#120 ranked search returns less results

closed-wont-fix
nobody
Indexer (49)
5
2011-11-25
2010-08-18
fRiSi
No

TextIndexNG3 does not return all search results in case the result is ranked.

Our customer observed weired search results (portal search returned different persons for a firstname than a custom searchform did)

By default, TextIndexNG3 is installed with ranking set to True so this potentially affects many users.

The problem is reproducable on one of my testing servers (Data.fs ~4GB, ~8700 records in the catalog) but not locally with a smaller database (likely to be dependent on the number of indexed objects and/or indexed words)

The SearchableText (TextIndexNG3 with default settings from TextIndexNG3/skins/textindexng3/txng_convert_indexes.py) does return the person

person.SearchableText()
'heil-clemens-christoph Heil, Heil, Clemens Christoph Hausmeister im LKH Bludenz '

>>> [brain.id for brain in cat(portal_type='KKVAddress', SearchableText='bludenz')]
[]
>>> [brain.id for brain in cat(portal_type='KKVAddress', SearchableText='heil')]
[]

Reindexing does not change anything.

I added additional Indexes with different settings:

SearchableTextFrequNoRank
storage txng.storages.term_frequencies
ranking: False

SearchableTextDefaultStorage
storage: txng.storages.default
ranking: False

Those both return the object correctly

>>> [brain.id for brain in cat(portal_type='KKVAddress', SearchableTextDefaultStorage='heil')]
['heil-clemens-christoph']
>>> [brain.id for brain in cat(portal_type='KKVAddress', SearchableTextFrequNoRank='heil')]
['heil-clemens-christoph']

turning off ranking makes our SearchableText return the object

>>> [brain.id for brain in cat(portal_type='KKVAddress', SearchableText={'query':'heil', 'ranking':False})]
['heil-clemens-christoph']

since this seems to have something to do with the nr of indexed objects the report #1373401 might have had something to do with this
https://sourceforge.net/tracker/?func=detail&aid=1373401&group_id=50052&atid=458418

i'll happily apply patches or try out some tipps on my server if you have any ideas how to fix that

regards, fRiSi

Discussion

  • fRiSi
    fRiSi
    2010-08-23

    this has to do with the ranking_maxhits settings of the index. by default the index only returns the 50 best ranked results in case ranking is set to True (which is the default when replacing the ZCTextIndex with txng3 via the control panel).

    >>> len([brain.id for brain in cat(SearchableText={'query':'heil'})])
    50

    When querying for a certain portal_type and SearchableText both indexes are searched and the result sets get intersected. With the default setting of 50 results for SearchableText this can eaily lead to empty result sets for combined searches.

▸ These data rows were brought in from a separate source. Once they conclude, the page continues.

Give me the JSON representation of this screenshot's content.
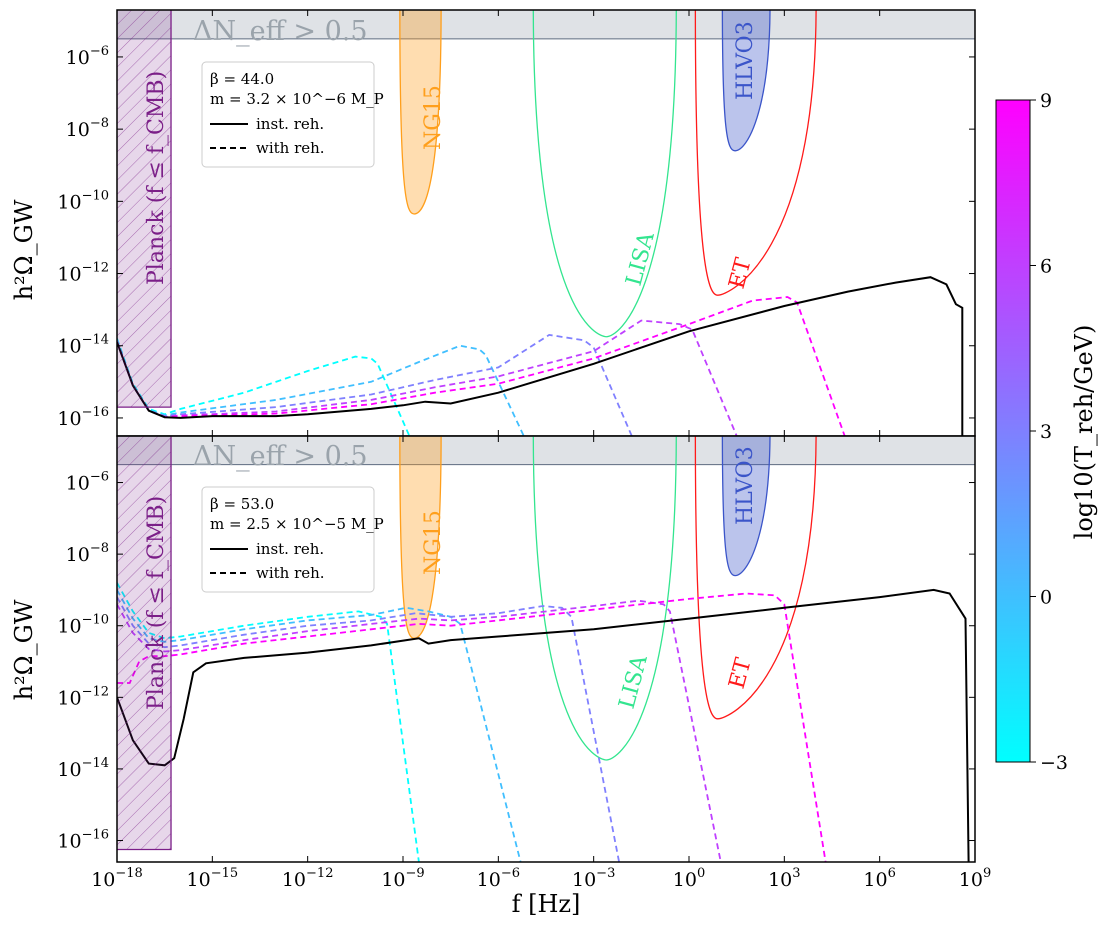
{
  "chart_data": {
    "type": "line",
    "xlabel": "f [Hz]",
    "xscale": "log",
    "yscale": "log",
    "xlim_log10": [
      -18,
      9
    ],
    "x_ticks": [
      "10^-18",
      "10^-15",
      "10^-12",
      "10^-9",
      "10^-6",
      "10^-3",
      "10^0",
      "10^3",
      "10^6",
      "10^9"
    ],
    "colors": {
      "tmin": "#00ffff",
      "tmax": "#ff00ff",
      "inst": "#000000",
      "lisa": "#33e58f",
      "et": "#ff1a1a",
      "ng15": "#ff9f1c",
      "hlvo3": "#3b55c9",
      "planck": "#7b1f88",
      "neff": "#c9cfd6",
      "neff_text": "#9aa3ab"
    },
    "colorbar": {
      "label": "log10(T_reh/GeV)",
      "ticks": [
        "9",
        "6",
        "3",
        "0",
        "−3"
      ],
      "range": [
        -3,
        9
      ]
    },
    "panels": [
      {
        "ylabel": "h²Ω_GW",
        "ylim_log10": [
          -16.5,
          -4.7
        ],
        "y_ticks": [
          "10^-6",
          "10^-8",
          "10^-10",
          "10^-12",
          "10^-14",
          "10^-16"
        ],
        "neff_label": "ΔN_eff > 0.5",
        "neff_level_log10": -5.5,
        "legend": {
          "beta": "β = 44.0",
          "mass": "m = 3.2 × 10^−6 M_P",
          "solid": "inst. reh.",
          "dashed": "with reh."
        },
        "labels": {
          "planck": "Planck (f ≤ f_CMB)",
          "ng15": "NG15",
          "hlvo3": "HLVO3",
          "lisa": "LISA",
          "et": "ET"
        },
        "planck": {
          "x_log10": [
            -18,
            -16.3
          ],
          "bottom_log10": -15.7
        },
        "ng15": {
          "x_log10": [
            -9.1,
            -7.8
          ],
          "min_x_log10": -8.65,
          "min_log10": -10.35
        },
        "hlvo3": {
          "x_log10": [
            1.05,
            2.55
          ],
          "min_x_log10": 1.45,
          "min_log10": -8.6
        },
        "lisa": {
          "x_log10": [
            -4.9,
            -0.4
          ],
          "min_x_log10": -2.6,
          "min_log10": -13.75
        },
        "et": {
          "x_log10": [
            0.2,
            4.0
          ],
          "min_x_log10": 0.9,
          "min_log10": -12.6
        },
        "inst_reh": [
          [
            -18,
            -13.9
          ],
          [
            -17.5,
            -15.1
          ],
          [
            -17,
            -15.8
          ],
          [
            -16.5,
            -15.98
          ],
          [
            -16,
            -16.0
          ],
          [
            -15,
            -15.95
          ],
          [
            -13,
            -15.95
          ],
          [
            -12,
            -15.9
          ],
          [
            -10,
            -15.75
          ],
          [
            -9,
            -15.65
          ],
          [
            -8.3,
            -15.55
          ],
          [
            -7.5,
            -15.6
          ],
          [
            -6,
            -15.3
          ],
          [
            -3,
            -14.5
          ],
          [
            0,
            -13.6
          ],
          [
            3,
            -12.9
          ],
          [
            5,
            -12.5
          ],
          [
            6.5,
            -12.25
          ],
          [
            7.6,
            -12.1
          ],
          [
            8.1,
            -12.3
          ],
          [
            8.4,
            -12.85
          ],
          [
            8.6,
            -12.95
          ],
          [
            8.6,
            -16.5
          ]
        ],
        "with_reh": [
          {
            "log10_treh": -3,
            "points": [
              [
                -18,
                -13.8
              ],
              [
                -17.5,
                -15.05
              ],
              [
                -17,
                -15.75
              ],
              [
                -16.5,
                -15.9
              ],
              [
                -16,
                -15.75
              ],
              [
                -14,
                -15.3
              ],
              [
                -12,
                -14.7
              ],
              [
                -10.5,
                -14.3
              ],
              [
                -10,
                -14.35
              ],
              [
                -9.8,
                -14.5
              ],
              [
                -8.8,
                -16.5
              ]
            ]
          },
          {
            "log10_treh": 0,
            "points": [
              [
                -18,
                -13.85
              ],
              [
                -17.5,
                -15.1
              ],
              [
                -17,
                -15.78
              ],
              [
                -16.5,
                -15.93
              ],
              [
                -16,
                -15.85
              ],
              [
                -13,
                -15.5
              ],
              [
                -10,
                -15.0
              ],
              [
                -8.5,
                -14.45
              ],
              [
                -7.2,
                -14.0
              ],
              [
                -6.6,
                -14.1
              ],
              [
                -6.4,
                -14.25
              ],
              [
                -5.2,
                -16.5
              ]
            ]
          },
          {
            "log10_treh": 3,
            "points": [
              [
                -18,
                -13.85
              ],
              [
                -17.5,
                -15.1
              ],
              [
                -17,
                -15.8
              ],
              [
                -16.5,
                -15.95
              ],
              [
                -16,
                -15.9
              ],
              [
                -13,
                -15.7
              ],
              [
                -10,
                -15.35
              ],
              [
                -8,
                -14.95
              ],
              [
                -6,
                -14.6
              ],
              [
                -4.4,
                -13.7
              ],
              [
                -3.3,
                -13.85
              ],
              [
                -3.0,
                -14.05
              ],
              [
                -1.8,
                -16.5
              ]
            ]
          },
          {
            "log10_treh": 6,
            "points": [
              [
                -18,
                -13.9
              ],
              [
                -17.5,
                -15.1
              ],
              [
                -17,
                -15.8
              ],
              [
                -16.5,
                -15.97
              ],
              [
                -16,
                -15.93
              ],
              [
                -13,
                -15.82
              ],
              [
                -10,
                -15.5
              ],
              [
                -8,
                -15.15
              ],
              [
                -6,
                -14.85
              ],
              [
                -3,
                -14.15
              ],
              [
                -1.5,
                -13.3
              ],
              [
                -0.3,
                -13.4
              ],
              [
                0.1,
                -13.55
              ],
              [
                1.5,
                -16.5
              ]
            ]
          },
          {
            "log10_treh": 9,
            "points": [
              [
                -18,
                -13.9
              ],
              [
                -17.5,
                -15.1
              ],
              [
                -17,
                -15.8
              ],
              [
                -16.5,
                -15.98
              ],
              [
                -16,
                -15.95
              ],
              [
                -13,
                -15.88
              ],
              [
                -10,
                -15.62
              ],
              [
                -8,
                -15.3
              ],
              [
                -6,
                -15.05
              ],
              [
                -3,
                -14.35
              ],
              [
                0,
                -13.4
              ],
              [
                2,
                -12.75
              ],
              [
                3.1,
                -12.65
              ],
              [
                3.4,
                -12.8
              ],
              [
                4.9,
                -16.5
              ]
            ]
          }
        ]
      },
      {
        "ylabel": "h²Ω_GW",
        "ylim_log10": [
          -16.6,
          -4.7
        ],
        "y_ticks": [
          "10^-6",
          "10^-8",
          "10^-10",
          "10^-12",
          "10^-14",
          "10^-16"
        ],
        "neff_label": "ΔN_eff > 0.5",
        "neff_level_log10": -5.5,
        "legend": {
          "beta": "β = 53.0",
          "mass": "m = 2.5 × 10^−5 M_P",
          "solid": "inst. reh.",
          "dashed": "with reh."
        },
        "labels": {
          "planck": "Planck (f ≤ f_CMB)",
          "ng15": "NG15",
          "hlvo3": "HLVO3",
          "lisa": "LISA",
          "et": "ET"
        },
        "planck": {
          "x_log10": [
            -18,
            -16.3
          ],
          "bottom_log10": -16.25
        },
        "ng15": {
          "x_log10": [
            -9.1,
            -7.8
          ],
          "min_x_log10": -8.65,
          "min_log10": -10.35
        },
        "hlvo3": {
          "x_log10": [
            1.05,
            2.55
          ],
          "min_x_log10": 1.45,
          "min_log10": -8.6
        },
        "lisa": {
          "x_log10": [
            -4.9,
            -0.4
          ],
          "min_x_log10": -2.6,
          "min_log10": -13.75
        },
        "et": {
          "x_log10": [
            0.2,
            4.0
          ],
          "min_x_log10": 0.9,
          "min_log10": -12.6
        },
        "inst_reh": [
          [
            -18,
            -12.0
          ],
          [
            -17.5,
            -13.2
          ],
          [
            -17,
            -13.85
          ],
          [
            -16.5,
            -13.9
          ],
          [
            -16.2,
            -13.7
          ],
          [
            -15.9,
            -12.6
          ],
          [
            -15.6,
            -11.3
          ],
          [
            -15.2,
            -11.05
          ],
          [
            -14,
            -10.9
          ],
          [
            -12,
            -10.75
          ],
          [
            -10,
            -10.55
          ],
          [
            -8.5,
            -10.35
          ],
          [
            -8.2,
            -10.5
          ],
          [
            -7.5,
            -10.4
          ],
          [
            -6,
            -10.3
          ],
          [
            -3,
            -10.1
          ],
          [
            0,
            -9.8
          ],
          [
            3,
            -9.5
          ],
          [
            6,
            -9.2
          ],
          [
            7.7,
            -9.0
          ],
          [
            8.2,
            -9.1
          ],
          [
            8.7,
            -9.8
          ],
          [
            8.8,
            -16.6
          ]
        ],
        "with_reh": [
          {
            "log10_treh": -3,
            "points": [
              [
                -18,
                -8.8
              ],
              [
                -17.5,
                -9.6
              ],
              [
                -17,
                -10.2
              ],
              [
                -16.5,
                -10.35
              ],
              [
                -16,
                -10.3
              ],
              [
                -14,
                -10.0
              ],
              [
                -12,
                -9.75
              ],
              [
                -10.4,
                -9.6
              ],
              [
                -9.7,
                -9.75
              ],
              [
                -9.5,
                -9.95
              ],
              [
                -8.5,
                -16.6
              ]
            ]
          },
          {
            "log10_treh": 0,
            "points": [
              [
                -18,
                -9.0
              ],
              [
                -17.5,
                -9.8
              ],
              [
                -17,
                -10.35
              ],
              [
                -16.5,
                -10.45
              ],
              [
                -16,
                -10.4
              ],
              [
                -14,
                -10.1
              ],
              [
                -12,
                -9.85
              ],
              [
                -10,
                -9.7
              ],
              [
                -8.9,
                -9.5
              ],
              [
                -8.2,
                -9.6
              ],
              [
                -7.5,
                -9.75
              ],
              [
                -7.2,
                -9.95
              ],
              [
                -5.3,
                -16.6
              ]
            ]
          },
          {
            "log10_treh": 3,
            "points": [
              [
                -18,
                -9.2
              ],
              [
                -17.5,
                -10.0
              ],
              [
                -17,
                -10.5
              ],
              [
                -16.5,
                -10.6
              ],
              [
                -16,
                -10.55
              ],
              [
                -14,
                -10.25
              ],
              [
                -12,
                -10.0
              ],
              [
                -10,
                -9.85
              ],
              [
                -8.6,
                -9.65
              ],
              [
                -7.5,
                -9.75
              ],
              [
                -6,
                -9.65
              ],
              [
                -4.6,
                -9.45
              ],
              [
                -4.0,
                -9.5
              ],
              [
                -3.7,
                -9.75
              ],
              [
                -2.2,
                -16.6
              ]
            ]
          },
          {
            "log10_treh": 6,
            "points": [
              [
                -18,
                -9.4
              ],
              [
                -17.5,
                -10.2
              ],
              [
                -17,
                -10.65
              ],
              [
                -16.5,
                -10.72
              ],
              [
                -16,
                -10.68
              ],
              [
                -14,
                -10.4
              ],
              [
                -12,
                -10.15
              ],
              [
                -10,
                -9.95
              ],
              [
                -8.5,
                -9.8
              ],
              [
                -7.5,
                -9.85
              ],
              [
                -6,
                -9.75
              ],
              [
                -3,
                -9.45
              ],
              [
                -1.6,
                -9.3
              ],
              [
                -0.8,
                -9.4
              ],
              [
                -0.6,
                -9.6
              ],
              [
                1.0,
                -16.6
              ]
            ]
          },
          {
            "log10_treh": 9,
            "points": [
              [
                -18,
                -11.6
              ],
              [
                -17.6,
                -11.6
              ],
              [
                -17.3,
                -11.0
              ],
              [
                -17,
                -10.85
              ],
              [
                -16.5,
                -10.85
              ],
              [
                -16,
                -10.8
              ],
              [
                -14,
                -10.5
              ],
              [
                -12,
                -10.3
              ],
              [
                -10,
                -10.1
              ],
              [
                -8.5,
                -9.95
              ],
              [
                -7.5,
                -10.0
              ],
              [
                -6,
                -9.85
              ],
              [
                -3,
                -9.55
              ],
              [
                0,
                -9.25
              ],
              [
                1.8,
                -9.1
              ],
              [
                2.7,
                -9.15
              ],
              [
                3.0,
                -9.4
              ],
              [
                4.3,
                -16.6
              ]
            ]
          }
        ]
      }
    ]
  }
}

    possible solutions / workarounds:

    a) change ranking settings within our query,

    >>> len([brain.id for brain in cat(SearchableText={'query':'heil','ranking_maxhits':100})])
    100

    b) change raning_maxhits to a more sane default value

    c) install textindex ng w/o ranking support in your addon package or

    d) (by default in Products.TextIndexNg
    imho the drawback of not getting any results for combined searches (eg via http://plone.org/search_form\) outweights the benefit of returning best ranked results first

     
  • Andreas Jung
    Andreas Jung
    2011-11-25

    • status: open --> closed-wont-fix
     
  • Andreas Jung
    Andreas Jung
    2011-11-25

    Not sure if there is a real solution for this. Since the ranking implementation is expensive (and insanely implemented) there should be an explict low value as of 50...This issue can't be easily fixed.